Para: Fábio Castor
Tive uma infância muito festiva e
alegre. Parte dela vivenciada entre o sertão dos Inhamuns e o Cariri cearense,
na fazenda Cacimbas, município de Assaré.
Quando
criança, a principal atividade agrícola daquela região era a cultura do algodão
que convivia com a pecuária e plantio de subsistência do arroz, feijão, milho e
frutas diversas.
A
semana era de muito trabalho, a qual se iniciava logo que o sol expulsava a
madrugada e se estendia até à tardinha, quando o sol já cansado, se recolhia.
Não
existia, nas Cacimbas nessa época, energia elétrica. À noite, todos se reunião
na casa grande para uma boa rodada de prosa à luz da lua e vigiada pelas
estrelas. No oitão da frente ficavam os adultos que papeavam enquanto
debulhavam vargem de feijão ou desencaroçavam o algodão que seria vendido em
arroubas.
No oitão de trás ficava a moçada jovem
com violão a cantarolar, jogo de baralho, brincadeiras como “cai no poço”, onde
o rapaz e a moça ensaiavam um enamoramento. E por fim, no meio da casa, nos
terreiros e no meio do povo dando conta de tudo que se passava e se conversava
estavam os meninos e meninas provocando peraltices.
Nos finais de semana, noite de sábado
mais precisamente, existiam os sambas, como eram chamadas as noitadas de forrós
do lugar.
Não se comentava n’outra coisa que não
fossem os acontecimentos do samba passado e a expectativa do samba que viria.
O cenário dessas festas era um
espetáculo à parte.

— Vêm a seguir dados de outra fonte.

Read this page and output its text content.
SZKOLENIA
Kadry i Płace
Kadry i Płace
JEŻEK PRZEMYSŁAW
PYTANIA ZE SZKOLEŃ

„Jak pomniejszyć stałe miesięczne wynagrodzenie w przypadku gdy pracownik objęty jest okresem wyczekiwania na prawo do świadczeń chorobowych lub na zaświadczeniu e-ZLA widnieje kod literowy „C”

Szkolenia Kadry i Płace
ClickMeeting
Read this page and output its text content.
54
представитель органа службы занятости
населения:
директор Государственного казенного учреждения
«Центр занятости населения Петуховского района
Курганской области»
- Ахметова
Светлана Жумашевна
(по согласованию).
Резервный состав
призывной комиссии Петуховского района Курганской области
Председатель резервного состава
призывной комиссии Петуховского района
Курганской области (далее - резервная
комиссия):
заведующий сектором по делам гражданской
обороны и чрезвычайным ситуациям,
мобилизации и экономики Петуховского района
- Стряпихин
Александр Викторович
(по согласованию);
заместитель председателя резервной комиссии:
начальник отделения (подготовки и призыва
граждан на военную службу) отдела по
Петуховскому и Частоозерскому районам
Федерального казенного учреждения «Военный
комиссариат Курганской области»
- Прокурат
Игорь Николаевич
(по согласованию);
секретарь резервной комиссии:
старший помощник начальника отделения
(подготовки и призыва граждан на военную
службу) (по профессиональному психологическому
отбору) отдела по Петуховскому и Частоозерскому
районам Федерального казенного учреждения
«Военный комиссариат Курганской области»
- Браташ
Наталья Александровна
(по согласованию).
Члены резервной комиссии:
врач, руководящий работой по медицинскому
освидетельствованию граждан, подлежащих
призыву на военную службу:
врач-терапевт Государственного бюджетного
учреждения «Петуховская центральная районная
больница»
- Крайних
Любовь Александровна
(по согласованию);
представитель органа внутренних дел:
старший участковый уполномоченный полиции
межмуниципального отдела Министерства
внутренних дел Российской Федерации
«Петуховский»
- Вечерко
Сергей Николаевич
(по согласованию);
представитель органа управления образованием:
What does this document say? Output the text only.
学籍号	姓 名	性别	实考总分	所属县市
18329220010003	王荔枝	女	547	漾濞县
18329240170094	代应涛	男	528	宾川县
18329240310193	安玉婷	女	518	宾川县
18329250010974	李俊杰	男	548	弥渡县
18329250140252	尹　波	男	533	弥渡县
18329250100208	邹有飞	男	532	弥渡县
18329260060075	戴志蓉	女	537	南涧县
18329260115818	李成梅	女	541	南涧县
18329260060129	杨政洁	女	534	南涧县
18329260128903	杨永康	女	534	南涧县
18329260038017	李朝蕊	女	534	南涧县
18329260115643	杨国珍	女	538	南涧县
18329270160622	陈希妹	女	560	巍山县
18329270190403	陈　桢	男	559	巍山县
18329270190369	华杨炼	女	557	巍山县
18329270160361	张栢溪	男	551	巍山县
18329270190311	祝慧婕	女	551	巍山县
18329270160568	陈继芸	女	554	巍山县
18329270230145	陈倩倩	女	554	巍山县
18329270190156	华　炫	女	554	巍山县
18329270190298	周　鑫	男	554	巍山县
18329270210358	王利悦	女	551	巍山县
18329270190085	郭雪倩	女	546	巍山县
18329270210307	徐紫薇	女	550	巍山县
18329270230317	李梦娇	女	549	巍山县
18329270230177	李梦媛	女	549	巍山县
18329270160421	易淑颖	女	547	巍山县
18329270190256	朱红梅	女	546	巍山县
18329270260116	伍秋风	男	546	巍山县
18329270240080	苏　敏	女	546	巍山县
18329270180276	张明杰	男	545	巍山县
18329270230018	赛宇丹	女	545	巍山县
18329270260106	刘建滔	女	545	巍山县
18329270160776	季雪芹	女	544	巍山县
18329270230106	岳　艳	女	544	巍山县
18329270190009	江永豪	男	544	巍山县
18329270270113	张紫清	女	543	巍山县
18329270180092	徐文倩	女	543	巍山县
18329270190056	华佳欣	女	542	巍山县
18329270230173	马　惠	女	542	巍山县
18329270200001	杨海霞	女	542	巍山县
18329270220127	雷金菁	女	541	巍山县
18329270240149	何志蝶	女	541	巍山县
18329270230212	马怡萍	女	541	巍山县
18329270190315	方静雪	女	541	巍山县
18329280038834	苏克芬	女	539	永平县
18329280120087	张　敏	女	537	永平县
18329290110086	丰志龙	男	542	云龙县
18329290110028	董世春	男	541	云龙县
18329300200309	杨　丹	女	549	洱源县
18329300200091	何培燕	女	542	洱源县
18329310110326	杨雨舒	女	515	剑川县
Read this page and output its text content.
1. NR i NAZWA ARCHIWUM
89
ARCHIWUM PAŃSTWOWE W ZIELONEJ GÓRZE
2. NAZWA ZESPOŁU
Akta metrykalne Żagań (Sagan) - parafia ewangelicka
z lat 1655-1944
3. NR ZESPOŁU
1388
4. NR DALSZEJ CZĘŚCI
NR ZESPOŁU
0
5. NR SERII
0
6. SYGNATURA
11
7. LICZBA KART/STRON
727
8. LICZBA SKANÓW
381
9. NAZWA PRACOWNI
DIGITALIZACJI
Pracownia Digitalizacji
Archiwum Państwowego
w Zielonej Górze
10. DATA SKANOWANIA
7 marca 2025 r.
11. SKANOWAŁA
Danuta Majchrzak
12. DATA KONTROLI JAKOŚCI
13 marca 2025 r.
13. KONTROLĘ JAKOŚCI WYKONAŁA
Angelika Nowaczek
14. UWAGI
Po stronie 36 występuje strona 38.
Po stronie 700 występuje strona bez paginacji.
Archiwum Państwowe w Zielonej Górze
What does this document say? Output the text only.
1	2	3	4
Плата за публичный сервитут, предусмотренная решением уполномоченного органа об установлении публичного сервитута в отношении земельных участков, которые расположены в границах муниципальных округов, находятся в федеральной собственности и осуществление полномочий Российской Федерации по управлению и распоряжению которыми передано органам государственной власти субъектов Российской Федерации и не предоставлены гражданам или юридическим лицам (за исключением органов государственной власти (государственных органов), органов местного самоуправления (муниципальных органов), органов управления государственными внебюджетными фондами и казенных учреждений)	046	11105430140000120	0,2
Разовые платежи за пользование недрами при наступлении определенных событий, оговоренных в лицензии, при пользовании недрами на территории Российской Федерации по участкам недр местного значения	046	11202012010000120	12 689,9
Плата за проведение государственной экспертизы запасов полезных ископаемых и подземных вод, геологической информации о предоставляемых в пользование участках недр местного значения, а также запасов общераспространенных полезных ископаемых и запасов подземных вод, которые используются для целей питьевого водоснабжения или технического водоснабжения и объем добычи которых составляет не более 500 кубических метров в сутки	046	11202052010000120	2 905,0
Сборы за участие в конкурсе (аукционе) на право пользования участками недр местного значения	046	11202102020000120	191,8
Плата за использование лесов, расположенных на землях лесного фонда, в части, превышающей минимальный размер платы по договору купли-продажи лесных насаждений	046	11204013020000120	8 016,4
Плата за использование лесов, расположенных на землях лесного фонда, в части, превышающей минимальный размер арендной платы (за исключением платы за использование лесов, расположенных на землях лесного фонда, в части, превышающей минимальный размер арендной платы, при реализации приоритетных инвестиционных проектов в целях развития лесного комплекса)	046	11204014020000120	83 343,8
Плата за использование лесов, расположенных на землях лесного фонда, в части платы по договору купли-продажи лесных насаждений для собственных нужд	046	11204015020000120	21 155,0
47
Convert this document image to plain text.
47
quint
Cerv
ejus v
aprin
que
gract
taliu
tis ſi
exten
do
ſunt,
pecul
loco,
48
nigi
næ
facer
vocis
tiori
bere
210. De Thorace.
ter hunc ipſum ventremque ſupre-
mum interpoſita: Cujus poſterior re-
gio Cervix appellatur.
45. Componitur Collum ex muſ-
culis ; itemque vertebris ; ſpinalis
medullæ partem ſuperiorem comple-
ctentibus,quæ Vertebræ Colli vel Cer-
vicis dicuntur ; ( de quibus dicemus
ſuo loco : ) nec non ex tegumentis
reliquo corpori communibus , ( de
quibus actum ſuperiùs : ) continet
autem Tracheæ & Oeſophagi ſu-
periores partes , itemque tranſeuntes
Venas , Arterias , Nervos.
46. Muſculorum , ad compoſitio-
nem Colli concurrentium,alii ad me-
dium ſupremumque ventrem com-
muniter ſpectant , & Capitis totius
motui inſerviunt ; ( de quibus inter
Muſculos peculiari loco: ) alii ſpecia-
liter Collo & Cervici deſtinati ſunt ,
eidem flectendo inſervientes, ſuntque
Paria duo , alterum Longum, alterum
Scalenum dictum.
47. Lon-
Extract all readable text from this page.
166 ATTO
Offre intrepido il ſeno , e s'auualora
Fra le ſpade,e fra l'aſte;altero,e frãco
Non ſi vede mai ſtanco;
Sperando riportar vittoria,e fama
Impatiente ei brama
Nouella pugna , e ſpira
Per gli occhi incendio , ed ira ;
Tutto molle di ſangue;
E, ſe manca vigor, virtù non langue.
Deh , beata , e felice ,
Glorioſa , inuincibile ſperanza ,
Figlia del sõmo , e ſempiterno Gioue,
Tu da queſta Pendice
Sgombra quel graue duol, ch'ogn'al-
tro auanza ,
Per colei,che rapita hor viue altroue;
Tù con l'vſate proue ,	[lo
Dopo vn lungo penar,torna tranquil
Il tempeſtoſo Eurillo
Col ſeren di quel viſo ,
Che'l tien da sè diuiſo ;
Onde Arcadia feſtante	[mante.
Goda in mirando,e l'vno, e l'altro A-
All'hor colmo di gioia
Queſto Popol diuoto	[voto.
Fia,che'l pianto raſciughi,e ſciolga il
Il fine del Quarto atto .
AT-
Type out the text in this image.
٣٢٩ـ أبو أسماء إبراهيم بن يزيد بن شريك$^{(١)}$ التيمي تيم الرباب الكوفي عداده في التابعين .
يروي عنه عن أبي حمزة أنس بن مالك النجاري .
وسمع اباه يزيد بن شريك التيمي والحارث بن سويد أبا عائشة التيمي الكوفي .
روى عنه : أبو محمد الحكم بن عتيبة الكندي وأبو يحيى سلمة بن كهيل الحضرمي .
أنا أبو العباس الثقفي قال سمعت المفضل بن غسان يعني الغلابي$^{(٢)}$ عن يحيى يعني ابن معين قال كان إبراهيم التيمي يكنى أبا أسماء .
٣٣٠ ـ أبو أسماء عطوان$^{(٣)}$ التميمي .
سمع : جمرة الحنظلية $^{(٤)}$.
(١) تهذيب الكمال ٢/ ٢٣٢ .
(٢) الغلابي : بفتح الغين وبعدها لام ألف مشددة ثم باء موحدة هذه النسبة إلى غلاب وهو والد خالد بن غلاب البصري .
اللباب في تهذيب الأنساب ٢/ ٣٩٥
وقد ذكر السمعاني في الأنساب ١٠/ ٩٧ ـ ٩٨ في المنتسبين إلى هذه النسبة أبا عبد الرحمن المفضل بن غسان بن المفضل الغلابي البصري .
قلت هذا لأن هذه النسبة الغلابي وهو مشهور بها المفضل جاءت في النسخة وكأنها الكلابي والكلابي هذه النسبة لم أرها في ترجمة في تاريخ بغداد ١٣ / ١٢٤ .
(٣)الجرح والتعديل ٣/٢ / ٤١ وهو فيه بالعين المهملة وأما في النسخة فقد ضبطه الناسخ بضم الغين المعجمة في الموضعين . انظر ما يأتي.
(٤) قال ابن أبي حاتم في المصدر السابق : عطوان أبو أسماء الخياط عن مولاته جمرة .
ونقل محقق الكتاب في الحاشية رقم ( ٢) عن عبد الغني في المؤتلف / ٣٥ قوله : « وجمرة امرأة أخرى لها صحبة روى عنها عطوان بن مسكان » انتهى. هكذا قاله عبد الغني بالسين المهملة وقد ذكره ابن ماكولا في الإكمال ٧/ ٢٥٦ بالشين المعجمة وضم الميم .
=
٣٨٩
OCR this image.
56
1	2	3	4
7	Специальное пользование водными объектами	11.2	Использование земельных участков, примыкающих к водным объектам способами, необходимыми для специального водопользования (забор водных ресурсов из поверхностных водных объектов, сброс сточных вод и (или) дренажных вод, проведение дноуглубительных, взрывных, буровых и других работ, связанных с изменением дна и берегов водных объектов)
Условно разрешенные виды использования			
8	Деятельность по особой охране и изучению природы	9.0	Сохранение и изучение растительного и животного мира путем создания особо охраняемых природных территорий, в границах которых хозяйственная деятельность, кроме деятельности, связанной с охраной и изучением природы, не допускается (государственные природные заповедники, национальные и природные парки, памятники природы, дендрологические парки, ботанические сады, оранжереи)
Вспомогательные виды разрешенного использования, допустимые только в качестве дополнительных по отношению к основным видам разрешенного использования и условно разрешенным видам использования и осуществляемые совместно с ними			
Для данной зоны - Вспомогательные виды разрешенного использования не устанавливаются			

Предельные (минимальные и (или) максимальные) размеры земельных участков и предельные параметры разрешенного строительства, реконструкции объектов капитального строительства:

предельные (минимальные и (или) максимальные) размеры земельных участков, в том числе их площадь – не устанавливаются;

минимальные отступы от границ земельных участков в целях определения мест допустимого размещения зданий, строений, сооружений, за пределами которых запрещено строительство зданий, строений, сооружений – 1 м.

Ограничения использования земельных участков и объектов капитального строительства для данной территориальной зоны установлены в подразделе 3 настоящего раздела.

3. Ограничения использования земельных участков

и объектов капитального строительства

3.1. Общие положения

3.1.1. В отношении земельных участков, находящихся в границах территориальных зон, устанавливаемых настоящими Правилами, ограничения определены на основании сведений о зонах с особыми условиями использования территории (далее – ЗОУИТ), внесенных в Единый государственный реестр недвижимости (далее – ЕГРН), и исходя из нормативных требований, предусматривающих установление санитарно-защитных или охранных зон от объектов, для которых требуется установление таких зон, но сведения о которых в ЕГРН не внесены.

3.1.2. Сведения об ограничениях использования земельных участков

No terreiro das casas montavam-se as bancas de comidas,
bebidas e de jogos. Tudo sob a luz do lampião a gás e lamparinas com querosene
espalhadas por todos os lugares.
Boa parte da alegria da festa estava no
terreiro. No bolo pão de ló feito na lata de sardinha como fôrma e no forno à
lenha, nos filhóis de goma saindo quentinho do óleo fervente, da galinha de
capoeira feita na hora para tira-gosto dos consumidores de aguardente de cana (cana
de cabeça) ou cerveja enterrada e refrigerada em balde de terra. O jogo
preferido, de longe, era o bozó, onde os jogadores apostavam seus trocados em
números ou símbolos de times de futebol organizados em duas fileiras sobre uma
mesa, cujo comando era do dono da banca de jogo, que lançava dois dados
sequenciados. Àquele que acertasse os dois valores saia vencedor naquela
rodada.
No salão de dança, outro cinema (como se
referiam as coisas consideradas bonitas). As mulheres de saia ou de vestido,
boca pintada e de pó forte no rosto colocavam-se nas arestas do salão formando
uma espécie de círculo mal feito à espera do convite pelo cavalheiro para uma
parte de dança. Era uma festa extremamente democrática, tinha pirralhos,
jovens, adultos e idosos balançando as cadeiras e mostrando os dentes de
felicidade. Em cima de uma mesa ou n’um canto da sala estava o sanfoneiro,
acompanhado do zabumbeiro, triângueiro e tocador de pandeiro.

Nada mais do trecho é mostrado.